His mentor’s advice was simple: Do something you’re passionate about.
Second-year political science student Wong listened to this advice and decided to use his love of photography to help UCLA students by taking free professional photos around campus for their LinkedIn profiles. Since posting on the Facebook page “Free & For Sale” on Wednesday, over 60 students have signed up for a 10-minute session with Wong.
Wong said he and his mentor agreed some of the best things in life are free. Because taking these pictures does not take up much of his time, Wong offers his services without charge.
“If I’m doing you a favor and it’s going to help you become a better person or do something more with your life, then I’m not going to charge,” Wong said.
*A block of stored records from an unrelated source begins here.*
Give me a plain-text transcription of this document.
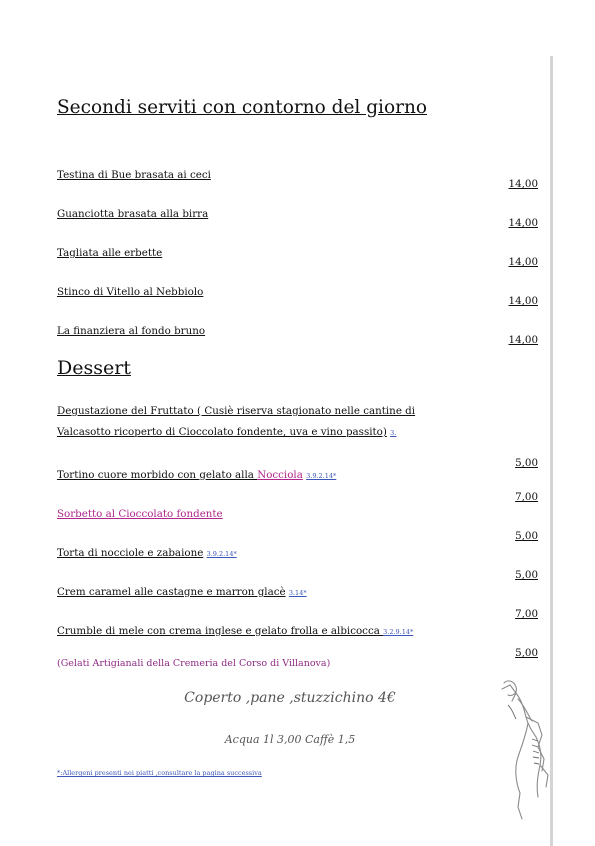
Secondi serviti con contorno del giorno
Testina di Bue brasata ai ceci
14,00
Guanciotta brasata alla birra
14,00
Tagliata alle erbette
14,00
Stinco di Vitello al Nebbiolo
14,00
La finanziera al fondo bruno
14,00
Dessert
Degustazione del Fruttato ( Cusiè riserva stagionato nelle cantine di
Valcasotto ricoperto di Cioccolato fondente, uva e vino passito) 3.
5,00
Tortino cuore morbido con gelato alla Nocciola 3.9.2.14*
7,00
Sorbetto al Cioccolato fondente
5,00
Torta di nocciole e zabaione 3.9.2.14*
5,00
Crem caramel alle castagne e marron glacè 3.14*
7,00
Crumble di mele con crema inglese e gelato frolla e albicocca 3.2.9.14*
5,00
(Gelati Artigianali della Cremeria del Corso di Villanova)
Coperto ,pane ,stuzzichino 4€
Acqua 1l 3,00 Caffè 1,5
*:Allergeni presenti nei piatti ,consultare la pagina successiva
Wong bought his first camera as a sophomore in high school. He began taking photos of friends during school dances, slowly building his portfolio as he developed his skill set and explored his style, which he said uses minimal editing. As a junior, his friends began paying him for homecoming and prom pictures.
“I realized that there was such a business in it,” Wong said. “Everyone wants nice pictures.”
Although he charged for photographing his high school’s events, Wong said he wasn’t interested in the money and views free photo shoots as a way to gain experience.
Because he loves talking to and learning about people, Wong said he enjoys taking portraits.
“You can take a picture of a landscape, but it’s always going to be there,” Wong said. “But taking pictures of emotions, capturing that, capturing happiness, posing them — in a way you’re helping them build their own confidence.”
This year, Wong began taking composite photos for members of his business fraternity, Alpha Kappa Psi, to use during rush spring quarter. Debbie Chuang, a second-year political science student and member of Alpha Kappa Psi, said Wong’s creativity combined with the architecture on campus made the photos look professional.
After his mentor Willy Huang, a UCLA alumnus and former member of Alpha Kappa Psi, encouraged Wong to pursue his passions, Wong offered to take free professional photos for students outside his fraternity.
Nelson Gee, a third-year business economics student, accepted Wong’s offer after hearing about his photos through a floormate. He said he was drawn to Wong because he thought his photos were elegant and professional, and because they were free.
While students like Gee are happy to have free photos, Wong received several critical messages from other UCLA student photographers. They explained they felt conflicted by his decision to offer his work for free and felt he did not value his art.
Wong said he never thought taking free photos could give the impression photography is cheap. He said if he were to take a photo of a landscape, he wouldn’t receive compensation and doesn’t see a problem offering his services for free as long as customers are polite and courteous of his time.
Wong said taking these students’ photos helps him build his portfolio, which brings him closer to his dream of pursuing travel photography full-time and capturing experiences in cities around the globe.
“Photography is like anything,” Wong said. “It’s an art; you can choose to do it for free, you can choose to share with people.”